Na faculdade, decidiu mudar seu status social. Essa era a época para que ele aproveitasse o momento e fizesse amigos para o resto da vida. Entretanto, seu plano não funcionou muito bem. A tormenta do colegial havia passado, mas ele ainda era “Amado Tapado”, ou ainda “Lesado” ou “Capado”.
A sorte de Amado estava para mudar: na primeira festa da turma, envolveu-se com a organização, contando com que isso melhorasse sua popularidade. Contra a vontade da família, disponibilizou sua própria casa, montou seu aparelho de som, gravou CDs e comprou os mais diversos tipos de bebida alcoólica.
A festa foi um sucesso: todos se divertiram e beberam livremente, assim como Amado. Nem o mais fascinante de seus sonhos poderia ser melhor: arrasou na pista de dança (Amado Animado), virou várias doses (Amado Embriagado), fez vários amigos (Amado Empolgado), ouviu as mais secretas confissões de meninas que atingiram o grau etílico da sinceridade (Amado Aliado) e ficou com a maioria daquelas que não sabiam o que estavam fazendo (Amado Tarado).
No fim da festa, foi ele quem limpou toda a sujeira do local e levou boa parte dos seus novos amigos para casa.
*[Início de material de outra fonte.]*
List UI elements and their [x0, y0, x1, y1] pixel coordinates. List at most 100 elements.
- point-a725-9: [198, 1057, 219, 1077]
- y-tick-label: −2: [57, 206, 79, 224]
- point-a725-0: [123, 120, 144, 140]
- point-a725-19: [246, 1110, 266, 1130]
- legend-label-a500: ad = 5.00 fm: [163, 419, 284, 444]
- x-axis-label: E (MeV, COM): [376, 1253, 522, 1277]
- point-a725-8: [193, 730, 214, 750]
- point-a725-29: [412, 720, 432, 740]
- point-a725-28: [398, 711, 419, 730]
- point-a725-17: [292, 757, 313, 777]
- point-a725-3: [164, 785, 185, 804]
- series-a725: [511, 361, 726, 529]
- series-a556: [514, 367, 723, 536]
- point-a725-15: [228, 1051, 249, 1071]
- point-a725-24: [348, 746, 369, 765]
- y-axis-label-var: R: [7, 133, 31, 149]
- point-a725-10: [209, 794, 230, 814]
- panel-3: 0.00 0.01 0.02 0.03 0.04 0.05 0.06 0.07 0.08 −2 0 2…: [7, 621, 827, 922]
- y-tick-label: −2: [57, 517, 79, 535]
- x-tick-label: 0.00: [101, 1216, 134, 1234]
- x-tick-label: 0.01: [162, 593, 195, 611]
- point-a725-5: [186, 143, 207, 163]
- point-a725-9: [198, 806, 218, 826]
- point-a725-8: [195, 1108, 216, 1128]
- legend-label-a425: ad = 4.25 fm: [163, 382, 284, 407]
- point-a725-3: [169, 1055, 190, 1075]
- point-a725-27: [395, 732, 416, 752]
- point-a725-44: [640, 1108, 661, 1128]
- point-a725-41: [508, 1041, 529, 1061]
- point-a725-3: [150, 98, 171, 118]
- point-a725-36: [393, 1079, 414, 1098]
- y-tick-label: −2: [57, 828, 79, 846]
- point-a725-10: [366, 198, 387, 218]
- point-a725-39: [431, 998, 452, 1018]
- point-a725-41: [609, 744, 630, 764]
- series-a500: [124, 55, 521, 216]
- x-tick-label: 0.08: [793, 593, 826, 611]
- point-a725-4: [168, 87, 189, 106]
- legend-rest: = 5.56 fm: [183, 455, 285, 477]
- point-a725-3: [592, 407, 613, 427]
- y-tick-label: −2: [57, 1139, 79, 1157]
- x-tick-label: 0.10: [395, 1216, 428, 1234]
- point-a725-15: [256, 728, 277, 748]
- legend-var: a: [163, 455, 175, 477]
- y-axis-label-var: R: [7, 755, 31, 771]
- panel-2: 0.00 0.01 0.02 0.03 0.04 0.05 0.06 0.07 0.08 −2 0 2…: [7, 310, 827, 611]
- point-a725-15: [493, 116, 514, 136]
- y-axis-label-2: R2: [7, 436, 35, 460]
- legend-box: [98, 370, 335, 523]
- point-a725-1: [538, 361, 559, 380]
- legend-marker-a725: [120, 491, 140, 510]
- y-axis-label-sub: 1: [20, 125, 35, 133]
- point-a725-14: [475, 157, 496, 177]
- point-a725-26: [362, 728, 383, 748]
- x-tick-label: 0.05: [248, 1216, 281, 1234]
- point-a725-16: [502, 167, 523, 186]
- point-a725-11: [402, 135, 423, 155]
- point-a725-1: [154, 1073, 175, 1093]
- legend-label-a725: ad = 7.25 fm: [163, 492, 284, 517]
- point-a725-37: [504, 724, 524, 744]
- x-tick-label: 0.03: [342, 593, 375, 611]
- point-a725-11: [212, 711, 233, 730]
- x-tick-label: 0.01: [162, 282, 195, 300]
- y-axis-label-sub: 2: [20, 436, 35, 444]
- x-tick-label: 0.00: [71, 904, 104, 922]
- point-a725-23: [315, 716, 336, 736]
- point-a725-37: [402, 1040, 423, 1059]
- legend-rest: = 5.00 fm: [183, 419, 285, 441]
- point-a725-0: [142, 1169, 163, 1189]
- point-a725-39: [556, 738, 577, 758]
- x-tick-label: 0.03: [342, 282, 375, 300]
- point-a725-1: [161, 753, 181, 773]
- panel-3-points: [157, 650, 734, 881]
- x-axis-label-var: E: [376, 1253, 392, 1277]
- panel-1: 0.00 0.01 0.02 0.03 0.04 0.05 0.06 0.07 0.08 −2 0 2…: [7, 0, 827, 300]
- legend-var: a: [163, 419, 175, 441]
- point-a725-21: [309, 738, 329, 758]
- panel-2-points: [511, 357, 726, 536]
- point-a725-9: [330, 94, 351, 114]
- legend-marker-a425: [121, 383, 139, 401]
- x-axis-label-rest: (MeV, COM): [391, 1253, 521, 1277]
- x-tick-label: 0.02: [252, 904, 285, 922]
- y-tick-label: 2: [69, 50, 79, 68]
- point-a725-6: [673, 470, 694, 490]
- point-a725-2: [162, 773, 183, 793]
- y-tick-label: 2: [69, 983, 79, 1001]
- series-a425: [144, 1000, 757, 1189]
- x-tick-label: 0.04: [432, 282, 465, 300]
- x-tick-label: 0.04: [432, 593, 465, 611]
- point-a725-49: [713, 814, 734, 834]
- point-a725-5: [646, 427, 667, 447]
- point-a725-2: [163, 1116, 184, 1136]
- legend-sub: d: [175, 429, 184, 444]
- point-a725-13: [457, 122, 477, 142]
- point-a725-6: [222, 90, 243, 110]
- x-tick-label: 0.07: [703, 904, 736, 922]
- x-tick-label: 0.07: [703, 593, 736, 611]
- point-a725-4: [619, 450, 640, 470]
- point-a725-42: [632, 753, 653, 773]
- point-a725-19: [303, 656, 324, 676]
Enfrentou os pais no dia seguinte por causa da bagunça e da música alta. Deu trabalho, mas sabia que valeria a pena. Mal conseguiu dormir naquela noite, imaginando que viraria “Amado Idolatrado”.
Nos corredores da faculdade, os membros da festa estavam indiferentes. Parecia que a noite anterior fora um sonho, vivido apenas por ele. Deixou os adjetivos da noite anterior para voltar a ser “Amado Lesado”, “Capado” e “Tapado”. Agora, nem para sua família era “Amado Amado”.